Die meisten kommen, weil zu Hause niemand ist, der bei den Aufgaben helfen kann — nicht aus Desinteresse, sondern weil die Eltern arbeiten oder die Sprache nicht gut genug können. Zwei Nachmittage pro Woche reichen erstaunlich weit.
Was wir brauchen
Der Raum im Pfarrsaal ist uns gekündigt worden. Das Nachfolgelokal in der Wagramer Straße ist größer und kostet Miete — das ist der größte Posten in dieser Sammlung und der Grund, warum wir sie überhaupt machen.

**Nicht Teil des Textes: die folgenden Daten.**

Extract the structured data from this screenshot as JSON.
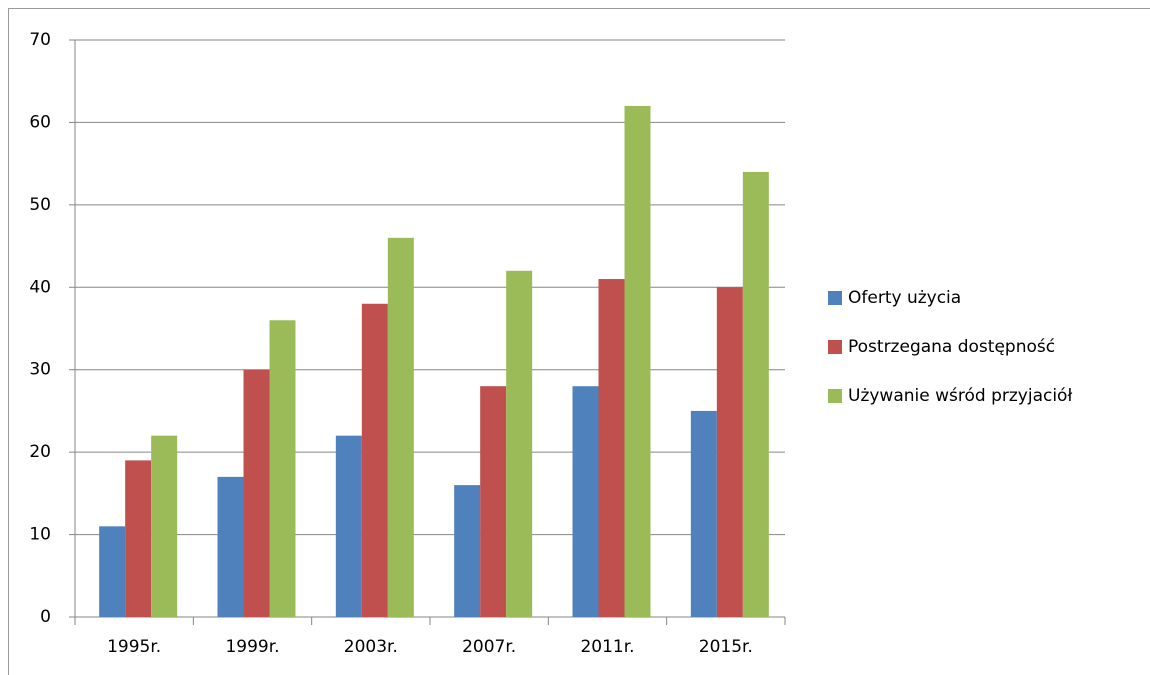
{
  "chart_data": {
    "type": "bar",
    "categories": [
      "1995r.",
      "1999r.",
      "2003r.",
      "2007r.",
      "2011r.",
      "2015r."
    ],
    "series": [
      {
        "name": "Oferty użycia",
        "color": "#4f81bd",
        "values": [
          11,
          17,
          22,
          16,
          28,
          25
        ]
      },
      {
        "name": "Postrzegana dostępność",
        "color": "#c0504d",
        "values": [
          19,
          30,
          38,
          28,
          41,
          40
        ]
      },
      {
        "name": "Używanie wśród przyjaciół",
        "color": "#9bbb59",
        "values": [
          22,
          36,
          46,
          42,
          62,
          54
        ]
      }
    ],
    "ylim": [
      0,
      70
    ],
    "yticks": [
      0,
      10,
      20,
      30,
      40,
      50,
      60,
      70
    ],
    "grid": true,
    "legend": "right"
  }
}
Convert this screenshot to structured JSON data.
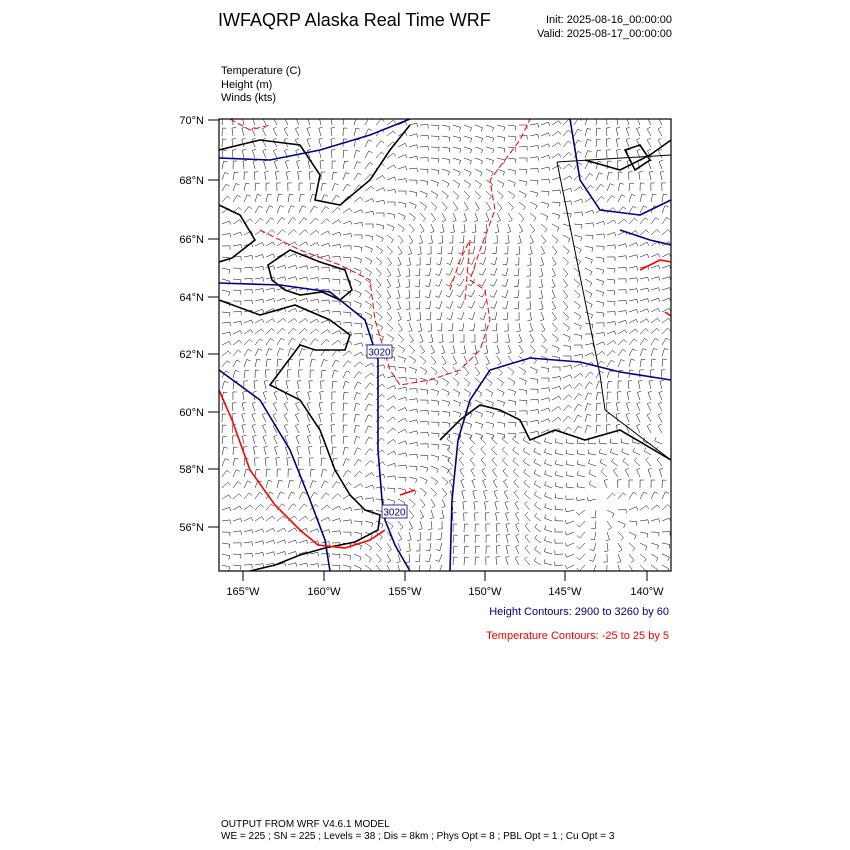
{
  "header": {
    "title": "IWFAQRP Alaska Real Time WRF",
    "init": "Init: 2025-08-16_00:00:00",
    "valid": "Valid: 2025-08-17_00:00:00"
  },
  "fields": [
    "Temperature   (C)",
    "Height   (m)",
    "Winds   (kts)"
  ],
  "map": {
    "lat_labels": [
      "70°N",
      "68°N",
      "66°N",
      "64°N",
      "62°N",
      "60°N",
      "58°N",
      "56°N"
    ],
    "lon_labels": [
      "165°W",
      "160°W",
      "155°W",
      "150°W",
      "145°W",
      "140°W"
    ],
    "contour_labels": [
      "3020",
      "3020"
    ]
  },
  "legend": {
    "height": "Height Contours: 2900 to 3260 by 60",
    "temperature": "Temperature Contours: -25 to 25 by 5"
  },
  "footer": {
    "line1": "OUTPUT FROM WRF V4.6.1 MODEL",
    "line2": "WE = 225 ; SN = 225 ; Levels = 38 ; Dis = 8km ; Phys Opt = 8 ; PBL Opt = 1 ; Cu Opt = 3"
  }
}
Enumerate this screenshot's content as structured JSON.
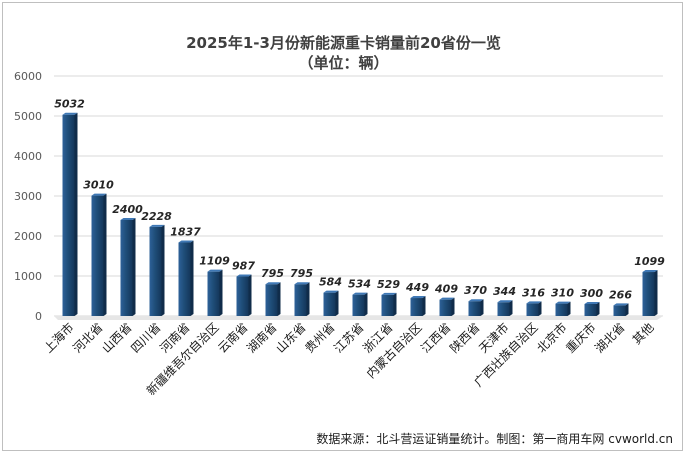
{
  "chart_data": {
    "type": "bar",
    "title": "2025年1-3月份新能源重卡销量前20省份一览",
    "subtitle": "（单位：辆）",
    "categories": [
      "上海市",
      "河北省",
      "山西省",
      "四川省",
      "河南省",
      "新疆维吾尔自治区",
      "云南省",
      "湖南省",
      "山东省",
      "贵州省",
      "江苏省",
      "浙江省",
      "内蒙古自治区",
      "江西省",
      "陕西省",
      "天津市",
      "广西壮族自治区",
      "北京市",
      "重庆市",
      "湖北省",
      "其他"
    ],
    "values": [
      5032,
      3010,
      2400,
      2228,
      1837,
      1109,
      987,
      795,
      795,
      584,
      534,
      529,
      449,
      409,
      370,
      344,
      316,
      310,
      300,
      266,
      1099
    ],
    "ylim": [
      0,
      6000
    ],
    "yticks": [
      0,
      1000,
      2000,
      3000,
      4000,
      5000,
      6000
    ],
    "grid": true,
    "legend": "none",
    "bar_color": "#1f4e79",
    "source": "数据来源：北斗营运证销量统计。制图：第一商用车网 cvworld.cn"
  }
}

- Raummiete für ein Schuljahr, September bis Juni
- Eine halbe Stelle für eine Pädagogin — bisher machen das alle ehrenamtlich
- Arbeitsmaterial: Hefte, Kopien, zwei gebrauchte Laptops
- Eine Jause pro Nachmittag, weil viele direkt aus der Schule kommen
Was es bisher gebracht hat
Von den vierzehn Kindern, die im Vorjahr vor dem Übertritt standen, haben zwölf die Schule bekommen, die sie wollten. Wir führen darüber keine Statistik, die diesen Namen verdient — es sind vierzehn Kinder. Aber wir kennen sie alle mit Namen und wir wissen, wie es ihnen geht.

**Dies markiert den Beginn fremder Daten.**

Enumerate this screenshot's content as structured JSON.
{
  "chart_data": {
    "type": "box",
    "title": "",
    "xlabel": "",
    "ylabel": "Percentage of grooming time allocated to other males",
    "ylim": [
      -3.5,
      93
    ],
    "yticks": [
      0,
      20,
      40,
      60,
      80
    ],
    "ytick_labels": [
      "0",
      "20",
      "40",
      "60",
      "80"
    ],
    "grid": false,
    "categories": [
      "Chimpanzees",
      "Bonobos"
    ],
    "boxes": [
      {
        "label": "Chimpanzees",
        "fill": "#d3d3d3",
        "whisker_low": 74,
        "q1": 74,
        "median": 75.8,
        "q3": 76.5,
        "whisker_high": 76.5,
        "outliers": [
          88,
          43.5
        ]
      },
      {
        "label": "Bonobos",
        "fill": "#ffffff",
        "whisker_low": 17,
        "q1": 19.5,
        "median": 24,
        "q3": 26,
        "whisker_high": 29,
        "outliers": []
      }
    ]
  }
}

Zum ersten Mal hat mir jemand Bruchrechnen erklärt, bis ich es konnte.
Wohin Ihre Spende geht
Auf das Konto des Hilfswerks Donaustadt, direkt. Cherridy verwahrt kein Geld und behält nichts ein. Was über das Ziel hinausgeht, geht in das zweite Halbjahr — wir haben eine Warteliste.